What Is a Secure Container?
Container platforms are the new kid on the coding block. They are the latest iteration in programming architecture and generally considered to be among the most innovative and efficient, to date. Containers are simple, lightweight, portable, and agile — but are they secure?
The container platform’s alleged lack of maturity coupled with its rapid adoption has raised security concerns. According to Red Hat, a secure container is dependent on three factors.
- Securing the container itself and the application it hosts
- Securing the deployment environment and infrastructure
- Integrating enterprise security tools and meeting/enhancing existing security policies
What steps should be taken to secure containers?
Container platforms as an architecture may be new, but the concepts that run it are not. Security standards and policies on those concepts have long been established. In cybersecurity, the strength of the chain is the weakest link. Let’s start with the containerized application itself. On the topmost app layer, it contains the code of what the container does; due to its lightweight architecture, the persistent storage (function) is (normally) on the cloud. Encryption and authentication standards have long been set on how to interface with an offsite database.
Containers also have a dependency layer to reduce the code necessary to run the container. The libraries which the container code depends upon may be insecure or outdated. There are also coding standards to mitigate this risk.
What are the potential risks to the environment and infrastructure?
Container platforms are an evolution of the virtual machine. They are designed to be cloud-native and work in a virtualized environment. But cloud computing is run on server clusters that may be based on various locations.
For example, public cloud servers are maintained by third-party companies and have their own policies that may operate differently from your desired configuration.
In fairness to them, having those “third-party” companies handle your cloud infrastructure is not necessarily a bad thing. Many of those companies are the biggest IT companies in the world such as Microsoft, Amazon, Google, Alibaba, IBM, Oracle, Salesforce, etc.
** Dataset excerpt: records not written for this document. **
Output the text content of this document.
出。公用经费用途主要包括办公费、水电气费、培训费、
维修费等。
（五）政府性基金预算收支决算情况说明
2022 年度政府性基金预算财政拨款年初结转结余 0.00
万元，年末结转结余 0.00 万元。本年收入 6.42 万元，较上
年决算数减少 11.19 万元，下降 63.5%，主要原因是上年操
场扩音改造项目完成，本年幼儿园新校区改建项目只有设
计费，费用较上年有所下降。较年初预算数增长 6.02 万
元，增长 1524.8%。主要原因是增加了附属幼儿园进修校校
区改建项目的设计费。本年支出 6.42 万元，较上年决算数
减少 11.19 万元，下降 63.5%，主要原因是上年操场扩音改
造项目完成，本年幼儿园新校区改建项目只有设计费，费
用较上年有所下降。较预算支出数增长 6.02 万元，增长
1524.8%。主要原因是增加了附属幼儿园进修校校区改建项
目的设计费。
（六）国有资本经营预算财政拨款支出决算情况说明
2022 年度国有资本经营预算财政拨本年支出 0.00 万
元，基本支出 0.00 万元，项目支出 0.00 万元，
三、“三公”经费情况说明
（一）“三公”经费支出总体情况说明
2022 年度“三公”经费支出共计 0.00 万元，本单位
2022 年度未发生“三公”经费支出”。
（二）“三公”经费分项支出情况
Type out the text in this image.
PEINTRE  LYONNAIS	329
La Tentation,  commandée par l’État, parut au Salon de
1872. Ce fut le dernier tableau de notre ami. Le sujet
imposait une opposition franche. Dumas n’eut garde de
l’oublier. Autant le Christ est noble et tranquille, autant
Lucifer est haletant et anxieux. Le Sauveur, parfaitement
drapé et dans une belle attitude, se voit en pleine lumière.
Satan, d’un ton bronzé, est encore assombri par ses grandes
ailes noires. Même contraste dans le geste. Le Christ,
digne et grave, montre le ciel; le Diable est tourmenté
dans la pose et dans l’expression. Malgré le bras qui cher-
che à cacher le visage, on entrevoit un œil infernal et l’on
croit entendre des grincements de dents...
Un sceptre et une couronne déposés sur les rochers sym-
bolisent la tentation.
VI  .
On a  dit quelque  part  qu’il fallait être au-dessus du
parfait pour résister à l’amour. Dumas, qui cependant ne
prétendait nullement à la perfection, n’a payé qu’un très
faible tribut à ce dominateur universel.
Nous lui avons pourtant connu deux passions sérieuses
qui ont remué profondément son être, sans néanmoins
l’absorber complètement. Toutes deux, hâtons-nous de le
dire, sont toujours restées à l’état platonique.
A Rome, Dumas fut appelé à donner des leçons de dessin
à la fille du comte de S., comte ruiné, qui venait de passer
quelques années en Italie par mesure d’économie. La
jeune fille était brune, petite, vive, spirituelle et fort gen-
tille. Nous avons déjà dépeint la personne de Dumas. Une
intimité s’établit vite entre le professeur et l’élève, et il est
They run their own multi-billion dollar operations in those servers concurrently with yours. So you can expect them to take really good care of their infrastructure, and yours with it.
These big companies can afford the best technical talent, tools, and security teams in the world. It is a matter of you choosing the right vendor for your needs.
There is a risk of the environment changing outside your control. However, because containers are portable, expect minimum or zero impact on your system. It wouldn’t hurt to coordinate with their support channels to optimize your configurations in-line with their policies.
Integrating enterprise-level security in your containers
Containers are lightweight. By definition, that means they have fewer lines of code (as opposed to the millions of lines of code that behemoth systems of the past had). They rarely have internal cybersecurity checks.
That’s because container goals (speed, portability, and agility) are not aligned with security goals. It took a while before container-specific security tools were developed and matured.
We have gotten to a point where there are enterprise-level container-specific security tools available in the market to search and monitor for vulnerabilities of container-based systems.
Companies simply would have to use them and comply with the latest security standards, just like everyone else.
Why use secure containers?
It is a given to protect your system against hackers. You lock the door to your house, your car, some people lock their phones. Why not lock your business from people with malicious intent?
Containers are new, but the infrastructure that supports it isn’t. Security protocols are in place (and updated) to protect it. Now that enterprise-level tools, conventions, and standards are available to protect containers, it is mandatory for IT departments to use and maximize them.